Hortus Conclusus

“The first man who having fenced in a piece of land said ‘This is mine’ and found people simple enough to believe him was the true founder of civil society.”

Jean-Jacques Rousseau, On the Origin of the Inequality of Mankind, The Second Part (1755)

(text inscribed on installed sign)

Hortus Conclusus was a roadside monument mounted in the backyard of a former hardware store in Marfa, Texas and positioned 6 feet from a public highway leading to an intersection. The piece was made on-site over a 6-day period in June, 2013 from local dirt, water, paint and paper.
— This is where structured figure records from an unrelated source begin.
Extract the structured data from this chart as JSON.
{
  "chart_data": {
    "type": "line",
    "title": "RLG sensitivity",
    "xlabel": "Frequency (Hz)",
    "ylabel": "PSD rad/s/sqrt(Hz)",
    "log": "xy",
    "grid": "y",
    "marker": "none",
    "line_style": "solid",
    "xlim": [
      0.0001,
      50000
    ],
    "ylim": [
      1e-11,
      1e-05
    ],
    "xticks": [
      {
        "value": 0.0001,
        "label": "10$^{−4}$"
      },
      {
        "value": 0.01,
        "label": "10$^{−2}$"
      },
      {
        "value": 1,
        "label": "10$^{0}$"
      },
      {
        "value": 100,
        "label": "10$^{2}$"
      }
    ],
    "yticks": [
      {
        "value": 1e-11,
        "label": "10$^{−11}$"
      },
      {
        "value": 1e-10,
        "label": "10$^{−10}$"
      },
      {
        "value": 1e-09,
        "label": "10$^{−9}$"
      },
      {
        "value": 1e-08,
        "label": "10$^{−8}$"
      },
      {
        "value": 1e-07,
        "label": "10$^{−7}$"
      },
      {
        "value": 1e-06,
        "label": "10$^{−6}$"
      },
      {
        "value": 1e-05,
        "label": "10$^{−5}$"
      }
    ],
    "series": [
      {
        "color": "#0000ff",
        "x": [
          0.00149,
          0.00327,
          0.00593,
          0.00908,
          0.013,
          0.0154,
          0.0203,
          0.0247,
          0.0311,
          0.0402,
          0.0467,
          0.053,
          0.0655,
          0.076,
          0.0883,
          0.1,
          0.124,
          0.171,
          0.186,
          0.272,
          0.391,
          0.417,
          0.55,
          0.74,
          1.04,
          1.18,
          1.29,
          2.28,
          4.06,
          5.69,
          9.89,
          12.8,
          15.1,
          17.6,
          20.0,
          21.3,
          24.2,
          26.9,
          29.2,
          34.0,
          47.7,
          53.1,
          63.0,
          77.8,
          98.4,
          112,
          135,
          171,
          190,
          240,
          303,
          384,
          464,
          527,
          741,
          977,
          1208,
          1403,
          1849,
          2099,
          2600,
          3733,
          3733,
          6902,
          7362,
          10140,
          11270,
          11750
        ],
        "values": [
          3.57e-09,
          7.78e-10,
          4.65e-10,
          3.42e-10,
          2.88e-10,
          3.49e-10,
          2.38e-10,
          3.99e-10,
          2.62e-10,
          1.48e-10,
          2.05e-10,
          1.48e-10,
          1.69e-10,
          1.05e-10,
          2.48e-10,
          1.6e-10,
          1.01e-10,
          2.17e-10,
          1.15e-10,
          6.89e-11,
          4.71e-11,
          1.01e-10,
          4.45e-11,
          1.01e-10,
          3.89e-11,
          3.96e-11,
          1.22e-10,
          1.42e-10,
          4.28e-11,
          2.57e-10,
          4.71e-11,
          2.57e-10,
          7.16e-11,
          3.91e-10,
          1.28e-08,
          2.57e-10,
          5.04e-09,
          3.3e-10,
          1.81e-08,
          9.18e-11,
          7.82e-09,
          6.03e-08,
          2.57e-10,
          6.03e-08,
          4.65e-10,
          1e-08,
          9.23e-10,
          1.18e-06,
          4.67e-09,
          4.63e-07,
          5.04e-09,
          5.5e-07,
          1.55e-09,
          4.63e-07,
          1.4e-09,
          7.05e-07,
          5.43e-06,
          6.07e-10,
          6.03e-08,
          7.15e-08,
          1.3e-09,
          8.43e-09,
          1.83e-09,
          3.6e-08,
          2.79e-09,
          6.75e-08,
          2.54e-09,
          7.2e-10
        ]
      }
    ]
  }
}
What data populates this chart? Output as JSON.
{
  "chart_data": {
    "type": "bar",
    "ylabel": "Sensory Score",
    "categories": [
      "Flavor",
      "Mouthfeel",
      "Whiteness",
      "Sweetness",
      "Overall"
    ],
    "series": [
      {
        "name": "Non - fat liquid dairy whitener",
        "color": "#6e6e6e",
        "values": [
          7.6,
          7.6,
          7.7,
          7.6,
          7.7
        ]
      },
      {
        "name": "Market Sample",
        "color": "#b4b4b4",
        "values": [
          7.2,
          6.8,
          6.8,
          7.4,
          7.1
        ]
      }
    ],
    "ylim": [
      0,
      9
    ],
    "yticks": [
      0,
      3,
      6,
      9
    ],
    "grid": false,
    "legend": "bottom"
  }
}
The adobe bricks were compacted from the soil dug out to form the hollow in front of the structure, which was later painted blue. In medieval iconography the Hortus Conclusus is the mystical garden of the mother goddess modeled on the womb. As the piece is literally turned in upon itself in spatial terms, the enclosed garden becomes a figurative expression of inviolable spirituality/a sacred space open to all posited against the seizure of the commons through private enclosure. The rest of the passage from Rousseau reads:

 “What crimes, wars, murders, what miseries and horrors would the human race have been spared, had someone pulled up the stakes or filled in the ditch and cried out to his fellow men: “Do not listen to this imposter. You are lost if you forget that the fruits of the earth belong to all and the earth to no one!”

HORTUS CONCLUSUS: installation, Fieldwork Studio by TAAK, Marfa, Texas, USA, May 20-June 10, 2013.